Há males que vêm para bem. A
situação do Senador Demóstenes Torres, devido às suas ligações com o
contraventor Carlinhos Cachoeira e a divulgação de conversas gravadas - segundo
as quais o parlamentar do DEM teria promovido reuniões da cúpula da máfia dos
caça-níqueis em seu próprio apartamento funcional, com o objetivo de discutir
estratégias visando à legalização do jogo - nos oferecem a oportunidade de
discutir o futuro dessa atividade no Brasil.
Der vez em quando, ouvem-se
pronunciamentos, no Congresso Nacional, articulados ou não, em defesa da
legalização dos bingos ou dos cassinos e caça-níqueis. Alegam que a alteração
constitucional poderia dinamizar a indústria do turismo e aumentar a
distribuição de renda, gerando milhares de
empregos.
Ora, se o jogo, nas mãos do
Estado, vai tão bem – ninguém discute o resultado da Loteria Federal, da Quina
ou da Mega-Sena, ou suspeita de desvio do dinheiro arrecadado – por que
privatizar a atividade?
Em todos os lugares do mundo,
sabe-se, sobejamente, que a jogatina, quando entregue à iniciativa privada, não
se resume a tomar dinheiro, principalmente de velhinhas e aposentados. Os
cassinos e os bingos, assim como as máquinas de pescar moedas, quando não estão
sob o controle do Estado, sempre acabam sob o controle de grupos mafiosos. O
jogo em mãos mafiosas favorece outras atividades criminosas, como a lavagem de
dinheiro, a corrupção da polícia, a prostituição e o tráfico de drogas.

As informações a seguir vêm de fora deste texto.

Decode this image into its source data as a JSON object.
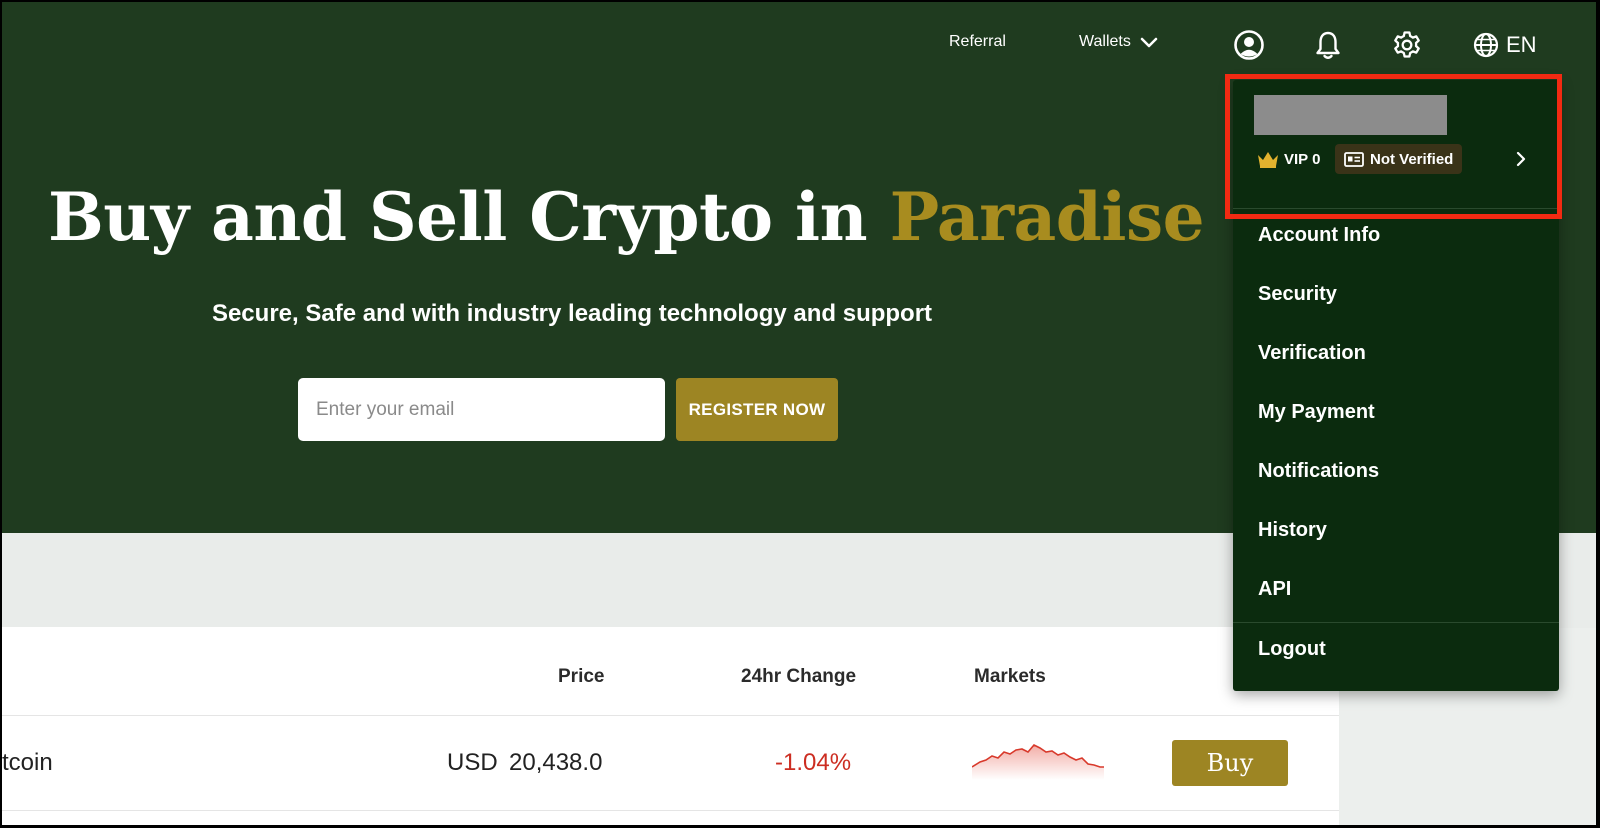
{
  "nav": {
    "referral": "Referral",
    "wallets": "Wallets",
    "language": "EN"
  },
  "hero": {
    "title_main": "Buy and Sell Crypto in ",
    "title_accent": "Paradise",
    "subtitle": "Secure, Safe and with industry leading technology and support",
    "email_placeholder": "Enter your email",
    "register_label": "REGISTER NOW"
  },
  "table": {
    "headers": {
      "price": "Price",
      "change": "24hr Change",
      "markets": "Markets"
    },
    "rows": [
      {
        "name": "tcoin",
        "currency": "USD",
        "price": "20,438.0",
        "change": "-1.04%",
        "action": "Buy"
      }
    ]
  },
  "account_menu": {
    "vip": "VIP 0",
    "verification_status": "Not Verified",
    "items": [
      "Account Info",
      "Security",
      "Verification",
      "My Payment",
      "Notifications",
      "History",
      "API"
    ],
    "logout": "Logout"
  },
  "colors": {
    "hero_bg": "#1f3b1f",
    "accent_gold": "#9d8523",
    "dropdown_bg": "#0b2b0e",
    "highlight_red": "#f22a12",
    "negative_red": "#cc2d21"
  },
  "icons": {
    "wallets_chevron": "chevron-down-icon",
    "profile": "user-circle-icon",
    "notifications": "bell-icon",
    "settings": "gear-icon",
    "language": "globe-icon",
    "vip": "crown-icon",
    "verification": "id-card-icon",
    "menu_expand": "chevron-right-icon"
  }
}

Ninguém precisa ver um filme
americano ou visitar Las Vegas para saber como isso é verdade. Há alguns anos,
eu estava hospedado em um flat próximo aos Jardins, em São Paulo, cujo nome
poderia citar aqui, se quisesse, quando reparei que, todos os dias, às seis,
sete da tarde, muitos estrangeiros vestidos esmeradamente de terno, se reuniam
no lobby e depois, partiam, um a um ou de dois em dois, em diferentes carros,
tomando variadas direções, na noite de São Paulo.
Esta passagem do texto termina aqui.